Democratic Sen. Kirsten Gillibrand of New York said Friday the U.S. must "avoid political wrangling and remain focused on seeking justice for the families who lost loved ones due to these terrorists' heinous acts." New York City Mayor Michael Bloomberg also supported the decision, saying it is "fitting that 9/11 suspects face justice near the World Trade Center site where so many New Yorkers were murdered."

Alberto Gonzales, attorney general under President George W. Bush, told FoxNews.com Friday that he has concerns over the move, but stopped short of taking a position on the decision. Gonzales said his Justice Department always believed the president had the option of either trying someone in a military tribunal or in a U.S. federal court, depending on the circumstances.

"I don't know whether there's additional information or evidence that may be available to prosecutors that wasn't available when I was attorney general," Gonzales said.

Michael Mukasey, Holder's predecessor under the Bush administration, said the decision was not only unwise but based on what he called a refusal to acknowledge that the U.S. it at war -- and that the crimes perpetrated on Sept. 11 constitute war crimes.

Critics also point to the difficulty in selecting an impartial jury and to the grave security concerns that come from holding Mohammed and his accomplices in a New York City prison.

"How do you have a trial on 9/11 terrorists in New York with people who don't have some sort of opinion on this?" said Annemarie McAvoy, a New York-based attorney and former federal prosecutor.

McCarthy cited a violent attack by Mamdouh Salim, a former Al Qaeda operative who was being held in 1998 at the Metropolitan Correction Center in New York -- the prison facility likely to house the five alleged Sept. 11 plotters. Salim blinded a prison guard and stabbed him with a sharpened comb, causing extensive brain damage in what federal officials say was an attempt to take hostages and escape. Salim had been extradited to the United States from Germany for his role in the 1998 U.S. Embassy bombings in Tanzania and Kenya.

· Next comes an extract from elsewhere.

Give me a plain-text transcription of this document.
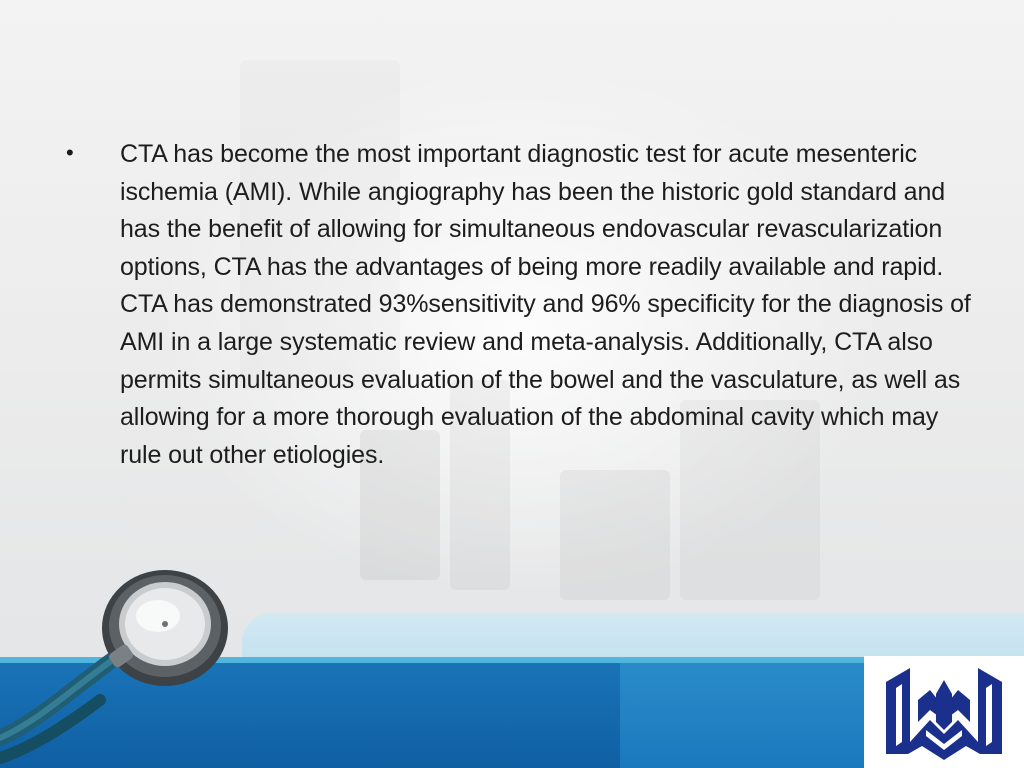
• CTA has become the most important diagnostic test for acute mesenteric ischemia (AMI). While angiography has been the historic gold standard and has the benefit of allowing for simultaneous endovascular revascularization options, CTA has the advantages of being more readily available and rapid. CTA has demonstrated 93%sensitivity and 96% specificity for the diagnosis of AMI in a large systematic review and meta-analysis. Additionally, CTA also permits simultaneous evaluation of the bowel and the vasculature, as well as allowing for a more thorough evaluation of the abdominal cavity which may rule out other etiologies.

"I'm assuming the prosecution has evaluated the risk and has determined they can achieve a successful conviction here without compromising the national security of our country," said Gonzales.

The New York case may also force the court system to confront a host of difficult legal issues surrounding counterterrorism programs begun after the 2001 attacks, including the harsh interrogation techniques once used on some of the suspects while in CIA custody.

The most severe method -- waterboarding, or simulated drowning -- was used on Mohammed 183 times in 2003, before the practice was banned.

"Clearly, it does provide a platform -- an opportunity -- for the defense to talk about certain actions taken by the government to protect our country," Gonzales said, but "I can't get into the hearts and minds of the decision makers. I know that the prosecutors involved at the Department of Justice are all going to be focused on one thing -- to win this case."

Victims' family members like Wright Salisbury, whose son-in-law Edwards Hennessy Jr. of Belmont, Mass., died aboard American Flight 11, also backed the move.

"I don't care if it's a victory for them. Khalid Sheikh Mohammed has said he wanted to be executed, and I think the best thing we could do is not execute him, but I can't say how the jury is going to decide," said Salisbury, who is a member of the group 9/11 Families for Peaceful Tomorrows, an anti-war organization formed by relatives of Sept. 11 victims.

The Associated Press contributed to this report.